The United States on Monday said it believe in countering disinformation with information, as it reiterated a rejection of Pakistan Tehreek-e-Insaf (PTI) Chairman Imran Khan’s allegations of Washington instigating regime change in Pakistan.
“What we can do is counter disinformation, misinformation with information,” State Department spokesperson Ned Price told a regular press briefing while responding to a question on whether Khan’s statements risked damaging ties between Washington and Islamabad. Stressing that there was no truth to the allegations, he added: “We won’t let propaganda, we won’t let misinformation or disinformation get in the way of an important bilateral relationship, including our valued bilateral partnership with Pakistan.”
The U.S. values the “longstanding” cooperation with Pakistan, he said. “We’ve always viewed a prosperous and democratic Pakistan as critical to our interests. That remains unchanged,” he added.
Khan is currently leading a long march on Islamabad that commenced in Punjab capital Lahore on Oct. 28 and is expected to reach the federal capital sometime next week.
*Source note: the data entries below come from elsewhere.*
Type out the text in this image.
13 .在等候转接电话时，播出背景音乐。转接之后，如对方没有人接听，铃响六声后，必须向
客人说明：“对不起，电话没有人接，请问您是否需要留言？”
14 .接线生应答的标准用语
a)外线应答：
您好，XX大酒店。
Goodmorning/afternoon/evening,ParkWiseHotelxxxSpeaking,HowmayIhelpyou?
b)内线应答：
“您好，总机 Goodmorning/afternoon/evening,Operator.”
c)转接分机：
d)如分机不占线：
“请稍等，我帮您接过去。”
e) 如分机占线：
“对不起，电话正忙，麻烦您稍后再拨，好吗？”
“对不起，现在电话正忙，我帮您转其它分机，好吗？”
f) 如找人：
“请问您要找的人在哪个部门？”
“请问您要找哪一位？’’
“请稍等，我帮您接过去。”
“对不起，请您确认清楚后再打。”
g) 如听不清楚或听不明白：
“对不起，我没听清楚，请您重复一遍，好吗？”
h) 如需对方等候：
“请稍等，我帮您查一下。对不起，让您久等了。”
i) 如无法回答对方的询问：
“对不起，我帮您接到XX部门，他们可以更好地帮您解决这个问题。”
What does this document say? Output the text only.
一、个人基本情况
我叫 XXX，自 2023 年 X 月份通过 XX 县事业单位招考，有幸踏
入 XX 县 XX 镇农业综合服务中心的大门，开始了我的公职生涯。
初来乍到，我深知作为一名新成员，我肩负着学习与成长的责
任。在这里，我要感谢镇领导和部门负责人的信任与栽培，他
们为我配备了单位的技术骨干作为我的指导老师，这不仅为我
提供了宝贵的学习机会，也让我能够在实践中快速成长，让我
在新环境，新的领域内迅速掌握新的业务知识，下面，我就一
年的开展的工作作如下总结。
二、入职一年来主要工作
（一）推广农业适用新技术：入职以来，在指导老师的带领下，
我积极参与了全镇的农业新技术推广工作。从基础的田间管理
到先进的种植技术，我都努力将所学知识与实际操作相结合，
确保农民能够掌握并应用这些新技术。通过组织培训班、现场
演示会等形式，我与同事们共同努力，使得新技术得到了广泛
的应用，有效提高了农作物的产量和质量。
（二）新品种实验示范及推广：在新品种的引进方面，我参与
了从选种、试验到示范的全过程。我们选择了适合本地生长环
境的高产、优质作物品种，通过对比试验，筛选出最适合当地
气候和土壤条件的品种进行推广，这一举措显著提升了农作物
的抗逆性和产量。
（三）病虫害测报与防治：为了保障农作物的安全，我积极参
Despite the armed forces, the ruling coalition and the U.S. repeatedly denying his allegations, he has used speeches during the long march to reiterate claims that his government was ousted through a foreign conspiracy.
To another question on general elections in Pakistan and whether the U.S. had raised the issue of ensuring free and fair polls with the government, Price said Washington always supported the peaceful upholding of constitutional and democratic principles “not just in Pakistan, around the world.”
He said these issues were discuss “with all of our partners” around the world.